Mehr als vier Jahrzehnte lang dokumentierte James Nachtwey Konflikte, Ungerechtigkeiten und die brüchigen Bemühungen um einen Rest Menschlichkeit inmitten dieser Krisen.
– Kabul, Afghanistan 1996
© James Nachtwey Archive, Hood Museum of Art Dartmouth
Was bedeutet es, die schlimmsten Taten zu sehen, die Menschen einander antun können – und trotzdem noch an Mitgefühl zu glauben? Memoria zeigt die Arbeit von James Nachtwey, einem der prägendsten Fotojournalisten unserer Zeit.
Im Zentrum der Ausstellung im Fotografiska Berlin stehen die humanitären Konsequenzen von Krieg und drängende gesellschaftliche Fragestellungen. Der Fokus liegt auf dem einzelnen Individuum und dessen Position innerhalb umfassender historischer Umwälzungen. Zugleich reflektiert die Ausstellung die grundlegende Rolle der Fotografie selbst: als Medium des Erinnerns, als Akt der Bewahrung und als Instrument gegen das Vergessen.
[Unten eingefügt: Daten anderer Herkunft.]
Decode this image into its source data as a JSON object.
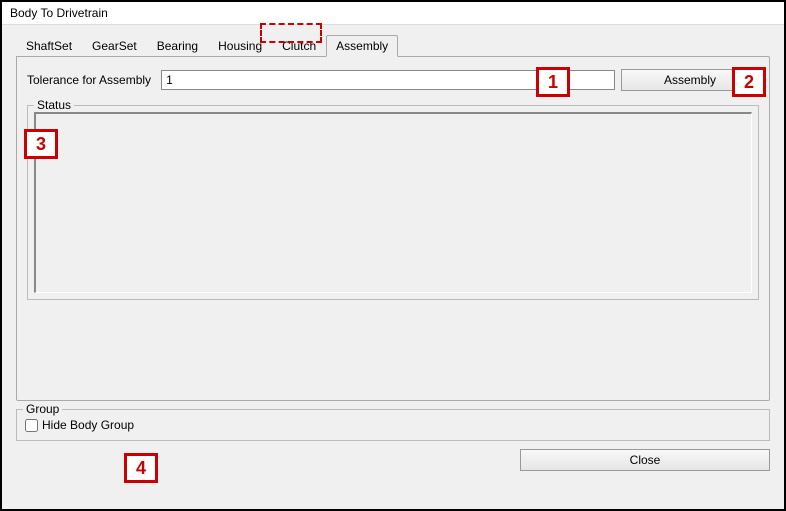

Während seine Fotografien zweifellos dazu beitragen, Geschichte zu bewahren, liegt ihr wesentlicher Zweck jedoch darin, im gegenwärtigen Moment ein Bewusstsein für menschliches Leid und strukturelle Ungerechtigkeiten zu schaffen und so ein Element des gesellschaftlichen Wandels zu werden. So durchbricht Fotografie Kreisläufe von Gewalt und Auslöschung und bewahrt Geschichten, die sonst verloren gehen könnten.
Nachtweys Interesse an der Fotografie begann mit den Arbeiten anderer: Bilder aus dem
Vietnamkrieg und der amerikanischen Bürgerrechtsbewegung prägten sein Verantwortungsgefühl
lange, bevor er selbst zur Kamera griff. Auch, als er in den frühen 1980er-Jahren von lokalen
Zeitungsaufträgen hin zur globalen Frontberichterstattung wechselte, blieb sein Ansatz in etwas
verblüffend Einfachem verankert: Empathie als Methode, verbunden mit instinktiver Präzision und
einem tiefen Glauben an Menschlichkeit. Mit seinen Fotografien zeigt Nachtwey, was uns über alle
Grenzen und Unterschiede hinweg verbindet. Er hält sowohl die Dringlichkeit des Augenblicks als
auch dessen zeitlose Bedeutung fest.